Darian decided to begin a hunger strike to raise awareness about his father, Shahab, who also began a hunger strike after a phone call with his son.
"He feels betrayed. He is demoralised. He believes that the US would bring back anyone that they want to bring back," said Darian.
Shahab, 60, was detained in Tehran in April 2016 as he was visiting the country for his father's funeral. He was charged with aiding a foreign country and given a 10-year prison sentence.
Last week, the US and Iran reached an agreement to release several imprisoned Iranians and grant access to $6bn in frozen Iranian oil revenue in exchange for the release of five jailed Americans.
In June, Middle East Eye first reported that Washington and Tehran were progressing on nuclear talks and the two sides agreed to an interim deal where Iran would not enrich uranium to 60 percent and would cooperate with the International Atomic Energy Agency.
In exchange, Iran would be allowed to export up to a million barrels of oil per day and gain access to its income and other frozen funds abroad, under the condition that the funds be used exclusively to purchase essential items, including food and medication.
Sources later told MEE that the US insisted that any further progress on an agreement could not be made until a deal was reached regarding US-Iranian dual national prisoners.
During a State Department press briefing on Monday, deputy spokesperson Vedant Patel was asked by reporters why Shahab Dalili was not included in the prisoner exchange deal, to which Patel said that the US permanent resident had not yet been declared "wrongfully detained".
The State Department issues a "wrongfully detained" determination for cases in which Washington views an individual was detained on "discriminatory or arbitrary grounds". By making this determination, it kickstarts offices in the agency "to develop a strategy to secure their release".

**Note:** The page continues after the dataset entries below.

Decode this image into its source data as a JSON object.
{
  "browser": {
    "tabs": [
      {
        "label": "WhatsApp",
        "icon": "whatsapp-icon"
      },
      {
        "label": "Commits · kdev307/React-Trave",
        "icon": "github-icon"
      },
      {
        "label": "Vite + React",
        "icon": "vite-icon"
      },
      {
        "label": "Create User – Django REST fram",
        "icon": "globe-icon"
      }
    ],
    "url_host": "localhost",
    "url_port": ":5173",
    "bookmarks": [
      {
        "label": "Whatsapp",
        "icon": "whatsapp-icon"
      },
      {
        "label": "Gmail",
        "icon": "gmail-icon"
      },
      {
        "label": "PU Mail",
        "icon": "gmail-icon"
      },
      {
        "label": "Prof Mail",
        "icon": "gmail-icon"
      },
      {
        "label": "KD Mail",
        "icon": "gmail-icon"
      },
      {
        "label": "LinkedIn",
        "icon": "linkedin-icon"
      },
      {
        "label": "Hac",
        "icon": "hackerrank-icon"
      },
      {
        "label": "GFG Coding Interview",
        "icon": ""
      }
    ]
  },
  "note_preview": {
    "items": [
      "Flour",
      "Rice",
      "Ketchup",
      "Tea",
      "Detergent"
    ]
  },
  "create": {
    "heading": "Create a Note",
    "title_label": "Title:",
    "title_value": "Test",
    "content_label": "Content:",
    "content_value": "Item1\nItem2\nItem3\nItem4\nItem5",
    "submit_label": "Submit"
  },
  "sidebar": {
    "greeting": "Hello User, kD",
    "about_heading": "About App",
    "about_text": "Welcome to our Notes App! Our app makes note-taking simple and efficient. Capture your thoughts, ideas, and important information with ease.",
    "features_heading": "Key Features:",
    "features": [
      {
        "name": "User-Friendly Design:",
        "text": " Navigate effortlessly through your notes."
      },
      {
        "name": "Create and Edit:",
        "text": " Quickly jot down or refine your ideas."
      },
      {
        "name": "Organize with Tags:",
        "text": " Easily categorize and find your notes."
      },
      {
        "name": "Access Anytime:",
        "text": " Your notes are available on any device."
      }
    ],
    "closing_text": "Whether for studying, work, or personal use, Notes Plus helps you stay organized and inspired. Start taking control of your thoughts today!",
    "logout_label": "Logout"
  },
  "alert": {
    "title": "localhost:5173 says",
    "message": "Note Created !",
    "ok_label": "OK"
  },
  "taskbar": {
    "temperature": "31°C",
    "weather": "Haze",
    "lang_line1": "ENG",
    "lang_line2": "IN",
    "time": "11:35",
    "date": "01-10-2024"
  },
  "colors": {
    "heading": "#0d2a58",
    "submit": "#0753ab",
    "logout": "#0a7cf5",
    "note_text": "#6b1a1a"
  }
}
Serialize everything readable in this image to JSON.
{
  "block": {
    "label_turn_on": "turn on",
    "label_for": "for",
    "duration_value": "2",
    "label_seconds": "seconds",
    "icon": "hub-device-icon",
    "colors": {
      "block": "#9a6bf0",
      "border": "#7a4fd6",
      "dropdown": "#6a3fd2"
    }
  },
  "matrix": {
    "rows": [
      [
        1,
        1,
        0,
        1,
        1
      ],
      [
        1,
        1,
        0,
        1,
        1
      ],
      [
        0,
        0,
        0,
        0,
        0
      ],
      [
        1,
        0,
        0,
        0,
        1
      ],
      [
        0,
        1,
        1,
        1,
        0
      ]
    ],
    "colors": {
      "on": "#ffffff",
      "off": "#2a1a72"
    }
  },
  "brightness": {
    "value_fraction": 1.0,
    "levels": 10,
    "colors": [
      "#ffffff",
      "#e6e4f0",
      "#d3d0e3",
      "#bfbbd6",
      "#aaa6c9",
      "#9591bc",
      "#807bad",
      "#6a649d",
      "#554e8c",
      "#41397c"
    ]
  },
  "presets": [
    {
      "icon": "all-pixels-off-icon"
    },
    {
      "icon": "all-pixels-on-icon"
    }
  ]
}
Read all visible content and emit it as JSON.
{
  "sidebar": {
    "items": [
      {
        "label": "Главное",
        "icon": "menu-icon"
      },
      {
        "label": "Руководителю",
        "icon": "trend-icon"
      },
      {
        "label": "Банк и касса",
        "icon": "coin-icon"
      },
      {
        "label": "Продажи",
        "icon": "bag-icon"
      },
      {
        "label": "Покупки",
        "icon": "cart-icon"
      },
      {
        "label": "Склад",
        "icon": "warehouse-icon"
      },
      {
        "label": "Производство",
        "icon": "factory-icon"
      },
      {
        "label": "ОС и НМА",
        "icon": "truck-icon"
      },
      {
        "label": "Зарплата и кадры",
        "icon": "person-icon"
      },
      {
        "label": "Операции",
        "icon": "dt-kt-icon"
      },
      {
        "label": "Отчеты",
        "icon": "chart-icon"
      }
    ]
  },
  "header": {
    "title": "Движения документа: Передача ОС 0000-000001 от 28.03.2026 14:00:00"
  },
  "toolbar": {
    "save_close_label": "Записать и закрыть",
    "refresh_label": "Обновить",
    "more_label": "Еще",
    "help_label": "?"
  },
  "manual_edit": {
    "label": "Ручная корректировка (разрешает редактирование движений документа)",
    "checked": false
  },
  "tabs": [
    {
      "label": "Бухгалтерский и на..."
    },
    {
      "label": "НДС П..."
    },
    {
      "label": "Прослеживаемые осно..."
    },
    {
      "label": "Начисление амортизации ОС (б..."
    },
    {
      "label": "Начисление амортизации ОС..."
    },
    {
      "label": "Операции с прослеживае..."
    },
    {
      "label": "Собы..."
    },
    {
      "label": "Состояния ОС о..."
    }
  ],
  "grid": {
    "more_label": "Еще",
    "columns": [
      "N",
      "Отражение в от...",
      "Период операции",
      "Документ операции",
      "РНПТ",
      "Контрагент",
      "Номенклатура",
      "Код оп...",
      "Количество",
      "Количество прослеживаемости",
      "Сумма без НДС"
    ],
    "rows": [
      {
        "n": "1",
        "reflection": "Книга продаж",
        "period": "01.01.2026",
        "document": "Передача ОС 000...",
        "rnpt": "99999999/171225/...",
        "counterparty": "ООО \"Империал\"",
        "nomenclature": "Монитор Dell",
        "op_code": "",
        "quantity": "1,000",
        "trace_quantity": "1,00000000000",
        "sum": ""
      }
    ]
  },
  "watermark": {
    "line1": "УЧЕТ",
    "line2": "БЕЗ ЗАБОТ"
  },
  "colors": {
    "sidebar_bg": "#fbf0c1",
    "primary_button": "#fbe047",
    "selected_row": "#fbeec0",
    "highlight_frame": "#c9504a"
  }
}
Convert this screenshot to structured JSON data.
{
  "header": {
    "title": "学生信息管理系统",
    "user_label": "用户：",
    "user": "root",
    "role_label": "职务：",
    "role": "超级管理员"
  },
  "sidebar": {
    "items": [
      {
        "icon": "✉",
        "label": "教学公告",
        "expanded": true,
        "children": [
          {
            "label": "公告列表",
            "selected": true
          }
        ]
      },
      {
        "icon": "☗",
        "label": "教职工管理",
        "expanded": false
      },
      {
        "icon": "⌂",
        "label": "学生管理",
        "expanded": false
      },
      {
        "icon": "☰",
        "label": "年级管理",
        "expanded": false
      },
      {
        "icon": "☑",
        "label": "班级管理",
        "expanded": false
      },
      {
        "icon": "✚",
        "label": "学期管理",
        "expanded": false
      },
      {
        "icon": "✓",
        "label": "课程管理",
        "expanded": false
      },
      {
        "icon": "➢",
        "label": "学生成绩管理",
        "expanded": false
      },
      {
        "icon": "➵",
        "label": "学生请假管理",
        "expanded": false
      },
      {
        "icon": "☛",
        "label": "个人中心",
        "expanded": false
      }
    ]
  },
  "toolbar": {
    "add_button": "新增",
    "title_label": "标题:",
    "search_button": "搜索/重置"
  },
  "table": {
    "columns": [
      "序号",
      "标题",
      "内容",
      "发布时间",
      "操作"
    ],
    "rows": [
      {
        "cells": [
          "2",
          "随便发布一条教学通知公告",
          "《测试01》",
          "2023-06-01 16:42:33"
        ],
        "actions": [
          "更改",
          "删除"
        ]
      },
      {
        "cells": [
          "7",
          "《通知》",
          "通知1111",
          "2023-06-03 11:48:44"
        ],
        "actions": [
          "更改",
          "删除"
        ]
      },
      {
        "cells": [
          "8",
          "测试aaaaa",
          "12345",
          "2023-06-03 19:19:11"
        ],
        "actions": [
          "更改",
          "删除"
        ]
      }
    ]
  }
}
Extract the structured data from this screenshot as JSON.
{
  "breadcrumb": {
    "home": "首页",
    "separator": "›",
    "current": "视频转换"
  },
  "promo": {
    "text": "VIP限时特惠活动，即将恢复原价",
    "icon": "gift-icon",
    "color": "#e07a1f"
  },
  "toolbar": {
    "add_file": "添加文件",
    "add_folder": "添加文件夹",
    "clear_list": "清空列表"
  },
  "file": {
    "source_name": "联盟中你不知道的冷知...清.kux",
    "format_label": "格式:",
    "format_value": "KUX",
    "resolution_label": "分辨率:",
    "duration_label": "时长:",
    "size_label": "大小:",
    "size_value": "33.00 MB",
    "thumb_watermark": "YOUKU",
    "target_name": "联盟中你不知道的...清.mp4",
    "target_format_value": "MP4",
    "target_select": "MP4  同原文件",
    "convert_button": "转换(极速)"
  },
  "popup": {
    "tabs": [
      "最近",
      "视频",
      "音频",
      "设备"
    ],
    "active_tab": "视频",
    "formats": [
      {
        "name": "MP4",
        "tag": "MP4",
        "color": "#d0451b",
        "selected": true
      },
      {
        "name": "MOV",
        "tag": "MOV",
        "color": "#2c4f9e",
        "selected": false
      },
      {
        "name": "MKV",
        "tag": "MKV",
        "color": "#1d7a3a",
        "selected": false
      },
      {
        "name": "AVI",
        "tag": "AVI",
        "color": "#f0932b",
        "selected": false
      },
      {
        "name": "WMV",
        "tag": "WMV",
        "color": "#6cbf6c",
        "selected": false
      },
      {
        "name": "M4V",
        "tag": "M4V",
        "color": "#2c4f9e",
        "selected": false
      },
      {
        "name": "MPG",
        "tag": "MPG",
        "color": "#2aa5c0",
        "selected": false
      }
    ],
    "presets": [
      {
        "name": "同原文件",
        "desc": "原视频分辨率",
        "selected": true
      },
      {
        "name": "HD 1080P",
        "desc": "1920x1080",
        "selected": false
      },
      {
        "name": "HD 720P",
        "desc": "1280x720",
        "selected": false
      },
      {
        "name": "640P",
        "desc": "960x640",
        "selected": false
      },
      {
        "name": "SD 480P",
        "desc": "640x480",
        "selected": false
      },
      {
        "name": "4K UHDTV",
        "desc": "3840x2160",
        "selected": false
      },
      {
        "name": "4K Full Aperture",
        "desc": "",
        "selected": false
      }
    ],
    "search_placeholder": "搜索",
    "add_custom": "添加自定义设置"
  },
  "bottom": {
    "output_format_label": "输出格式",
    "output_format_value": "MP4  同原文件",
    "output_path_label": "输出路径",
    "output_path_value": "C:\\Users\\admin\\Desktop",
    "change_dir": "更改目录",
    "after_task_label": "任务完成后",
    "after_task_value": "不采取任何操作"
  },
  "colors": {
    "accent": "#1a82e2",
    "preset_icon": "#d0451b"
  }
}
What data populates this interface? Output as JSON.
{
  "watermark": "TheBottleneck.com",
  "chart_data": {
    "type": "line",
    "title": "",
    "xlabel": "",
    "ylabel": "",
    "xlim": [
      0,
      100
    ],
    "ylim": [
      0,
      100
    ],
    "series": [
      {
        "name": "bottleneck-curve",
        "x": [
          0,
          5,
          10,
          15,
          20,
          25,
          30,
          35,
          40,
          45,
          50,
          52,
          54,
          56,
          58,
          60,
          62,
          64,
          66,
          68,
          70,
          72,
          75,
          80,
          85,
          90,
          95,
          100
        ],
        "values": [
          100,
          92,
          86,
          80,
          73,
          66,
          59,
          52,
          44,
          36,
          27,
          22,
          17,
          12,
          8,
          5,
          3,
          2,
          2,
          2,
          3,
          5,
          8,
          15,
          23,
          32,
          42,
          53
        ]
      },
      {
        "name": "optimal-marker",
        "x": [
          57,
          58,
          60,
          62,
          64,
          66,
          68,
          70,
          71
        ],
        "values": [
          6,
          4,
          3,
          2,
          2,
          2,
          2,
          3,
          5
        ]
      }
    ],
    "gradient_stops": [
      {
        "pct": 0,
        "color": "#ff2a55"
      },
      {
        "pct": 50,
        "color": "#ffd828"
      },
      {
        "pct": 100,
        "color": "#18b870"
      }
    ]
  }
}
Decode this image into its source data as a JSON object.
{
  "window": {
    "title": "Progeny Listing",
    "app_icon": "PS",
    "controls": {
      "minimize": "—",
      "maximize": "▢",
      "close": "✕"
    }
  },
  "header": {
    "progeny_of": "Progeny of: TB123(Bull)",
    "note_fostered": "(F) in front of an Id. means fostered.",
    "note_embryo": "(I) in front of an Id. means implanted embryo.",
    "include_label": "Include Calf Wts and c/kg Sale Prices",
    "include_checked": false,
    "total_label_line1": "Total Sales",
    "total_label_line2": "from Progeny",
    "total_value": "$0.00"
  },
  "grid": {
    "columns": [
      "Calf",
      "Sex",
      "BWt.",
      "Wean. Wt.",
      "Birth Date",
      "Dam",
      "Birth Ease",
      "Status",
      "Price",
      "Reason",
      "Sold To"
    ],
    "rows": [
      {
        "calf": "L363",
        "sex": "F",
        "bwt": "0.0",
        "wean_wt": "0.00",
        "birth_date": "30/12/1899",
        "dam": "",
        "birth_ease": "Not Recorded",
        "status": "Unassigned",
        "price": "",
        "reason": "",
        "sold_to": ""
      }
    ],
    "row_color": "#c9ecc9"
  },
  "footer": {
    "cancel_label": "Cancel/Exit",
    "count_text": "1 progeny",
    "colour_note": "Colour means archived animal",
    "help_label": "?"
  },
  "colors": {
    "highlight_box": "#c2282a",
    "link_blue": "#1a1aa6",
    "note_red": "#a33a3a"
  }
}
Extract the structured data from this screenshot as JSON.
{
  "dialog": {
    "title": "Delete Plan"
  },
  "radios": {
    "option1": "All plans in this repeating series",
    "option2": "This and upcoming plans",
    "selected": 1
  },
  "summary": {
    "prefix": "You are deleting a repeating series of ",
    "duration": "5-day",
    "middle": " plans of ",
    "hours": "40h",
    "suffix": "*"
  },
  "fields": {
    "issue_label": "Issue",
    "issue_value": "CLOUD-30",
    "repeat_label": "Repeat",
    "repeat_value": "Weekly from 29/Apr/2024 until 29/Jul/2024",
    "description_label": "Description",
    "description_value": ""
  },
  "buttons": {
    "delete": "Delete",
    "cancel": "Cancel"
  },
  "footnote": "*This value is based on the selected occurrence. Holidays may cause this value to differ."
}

Shahab's son, Darian, told Reuters that he spoke last week with Abram Paley, the acting special envoy for Iran, and asked him why the wrongful detention designation was not given to Shahab's case. Paley did not have an answer.
Paley has been serving as acting special envoy for Iran after Robert Malley was put on administrative leave in late June.
Middle East Eye reported last week that hardliners in Iran opposed to reviving the nuclear deal cooperated with individuals in the US in an effort to remove Malley in order to hamper progress on a potential nuclear agreement.